The only time that seems safe to me is the very present. Now.
I know we can learn from the past. That's one of the highest commodities of history - learning and growing from the past. In looking back, we see God's faithfulness to us personally over the years. God even commands us to reflect, to recall our past and how He has been faithful. He tells the Israelites over and over again to remember... Remember that you were slaves in Egypt and the LORD your God redeemed you. (Deuteronomy 15:15) It seems they were always building monuments in order to remember God's faithfulness.
But remembering the past can be a dangerous place to sit for too long. I start to recollect otherwise forgotten and forgiven sins done against me (or sins I committed against another). Or I remember how sweet life used to be..usually these recollections take me to the newlywed years b.c. (before children) Like most nostalgic moments, I forget the cockroaches, tight budgets, and that miserable semester of Non-Euclidean Geometry. I just remember the simplicity, the SLEEP...and a spirit of discontent rises in me.
I'm not the first one to do this. The Israelites were rescued by God from tortuous conditions in Egypt and afterwards, their memories warped as their hunger grew: We remember the fish we ate in Egypt at no cost—also the cucumbers, melons, leeks, onions and garlic. (Numbers 11:5)
Their moaning and complaining went on so much that God finally gave them what they wanted - meat. So much so that it was coming out their noses. Similarly, if I look back so fondly at my early years of marriage, before children, and resort to complaining about today, might God someday give me what I want? Peace and quiet...until I hate the very thought of it.

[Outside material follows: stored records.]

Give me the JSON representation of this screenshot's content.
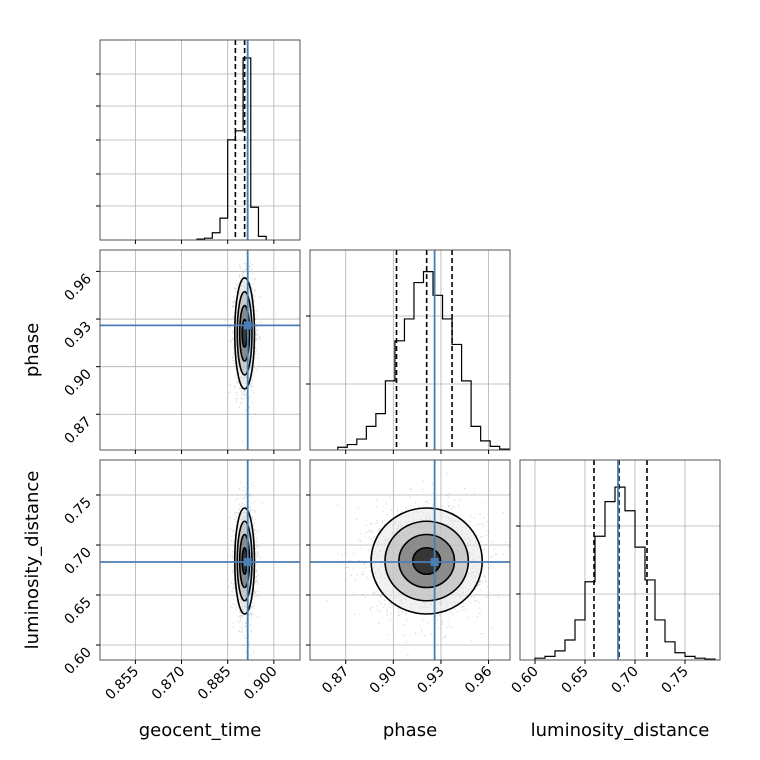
{
  "chart_data": {
    "type": "corner",
    "parameters": [
      "geocent_time",
      "phase",
      "luminosity_distance"
    ],
    "truth": {
      "geocent_time": 0.8915,
      "phase": 0.926,
      "luminosity_distance": 0.683
    },
    "truth_color": "#4a7fb5",
    "quantiles": {
      "geocent_time": [
        0.8875,
        0.8905,
        0.8915
      ],
      "phase": [
        0.902,
        0.921,
        0.937
      ],
      "luminosity_distance": [
        0.659,
        0.684,
        0.712
      ]
    },
    "ranges": {
      "geocent_time": [
        0.8435,
        0.9085
      ],
      "phase": [
        0.8475,
        0.9735
      ],
      "luminosity_distance": [
        0.585,
        0.785
      ]
    },
    "ticks": {
      "geocent_time": [
        "0.855",
        "0.870",
        "0.885",
        "0.900"
      ],
      "phase": [
        "0.87",
        "0.90",
        "0.93",
        "0.96"
      ],
      "luminosity_distance": [
        "0.60",
        "0.65",
        "0.70",
        "0.75"
      ]
    },
    "histograms": {
      "geocent_time": {
        "edges": [
          0.875,
          0.8775,
          0.88,
          0.8825,
          0.885,
          0.8875,
          0.89,
          0.8925,
          0.895,
          0.8975
        ],
        "counts": [
          0.005,
          0.01,
          0.04,
          0.12,
          0.55,
          0.6,
          1.0,
          0.18,
          0.02
        ]
      },
      "phase": {
        "edges": [
          0.865,
          0.871,
          0.877,
          0.883,
          0.889,
          0.895,
          0.901,
          0.907,
          0.913,
          0.919,
          0.925,
          0.931,
          0.937,
          0.943,
          0.949,
          0.955,
          0.961,
          0.967,
          0.973
        ],
        "counts": [
          0.015,
          0.03,
          0.06,
          0.13,
          0.2,
          0.38,
          0.6,
          0.72,
          0.92,
          0.98,
          0.85,
          0.72,
          0.58,
          0.38,
          0.13,
          0.05,
          0.02,
          0.005
        ]
      },
      "luminosity_distance": {
        "edges": [
          0.6,
          0.61,
          0.62,
          0.63,
          0.64,
          0.65,
          0.66,
          0.67,
          0.68,
          0.69,
          0.7,
          0.71,
          0.72,
          0.73,
          0.74,
          0.75,
          0.76,
          0.77,
          0.78
        ],
        "counts": [
          0.01,
          0.02,
          0.05,
          0.11,
          0.22,
          0.43,
          0.68,
          0.87,
          0.95,
          0.82,
          0.62,
          0.44,
          0.22,
          0.1,
          0.04,
          0.02,
          0.01,
          0.005
        ]
      }
    },
    "grid": true
  }
}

Just the other day, we were at a Fourth of July picnic. There was an older couple, probably retired, sitting behind us at their perfect picnic meal. While we ate chips straight from the bag, they had a tablecloth, a table, the perfect picnic basket, cloth napkins, real silverware, and glass bowls of fried chicken and corn. Between the chaos of chasing little ones, I observed them... observing others. When they ate, it was quiet between the two of them. And it appeared to be lonely. They couldn't have missed us, we were loud and our two-year old threw his beloved stuffed animal into the air and it landed next to their apple pie. I wondered if they disapproved of us or if they were thinking of days gone by, when the kids were young and they held sweaty, sticky arms close. Perhaps that's why older folks often tell us younger folks to savor the moments, reminding us that it'll all be over before we know it. And us younger folks tend to think in our minds, "Yeah, right." I know of one young mother who actually said it out loud, turning to an older man and replying, "It isn't going by quickly at all. It's terribly slow! And it's usually covered in peach yogurt or fingerpaints!" But I wonder if he wanted to reply that he'd trade it in a second, to be away from old age and loss.
Funny how recalling the past or dreaming about the future can be the perfect breeding ground for discontent.
Looking forward to the future can also be a dangerous mind game for me. Dreams, goals, plans, aspirations are all admirable. But the future is also full of unknowns, which isn't very comforting to a control freak like myself. I start to get a bit put out. When I see a crack dealin' teenager on TV, I immediately start to imagine my own children selling crack. And I panic...start manipulating and controlling others around me out of fear, laying down ridiculous rules for my kids and myself.
So, whether you are looking backwards at what you used to be or have, or whether you are looking forward to what you want to be or have, if discontentment settles in and wraps its weedy arms around your spirit, you will always be left wanting.
The secret balm for this malady is not a secret at all. We all know that usually, the grass is no greener on the other side. But if we are tempted to peek a bit too far over the fence, just to make sure it's no greener, the Apostle Paul reminds us of the secret to being content:
I have learned in whatever situation I am to be content. 12I know how to be brought low, and I know how to abound. In any and every circumstance, I have learned the secret of facing plenty and hunger, abundance and need. 13I can do all things through him who strengthens me. (Phil. 4:11b-13, my emphasis)
The secret is Jesus.
His very life in us, whispering "Never will I leave you; never will I forsake you." We have only to listen and abide here, where every need is met. (See Hebrews 13:5) Thankfulness abounds instead of complaints, and rest is...well...restful.
Remembering is precious. And dangerous. That's why I watch home videos with caution.
Anticipating the future is precious too. And dangerous. That's why I don't like to window shop.
But both are important parts of a healthy, rich life - remembering and dreaming.
The key to remaining content with the Now is in letting Him who strengthens do what He does best - strengthen. As we fix our eyes on Him, the present moments find their place in time. He sees the beginning from the end and the end from the beginning, and this moment is His too. He wants to be the animator of our timeline, and when He is allowed to be our focus, our strength, we rest in the present. Thankfulness is suddenly contagious and glory is His.
Today, I'm doing my best not to peek at greener pastures, but to allow myself the opportunity to recall the past, dream about the future, and savor the present.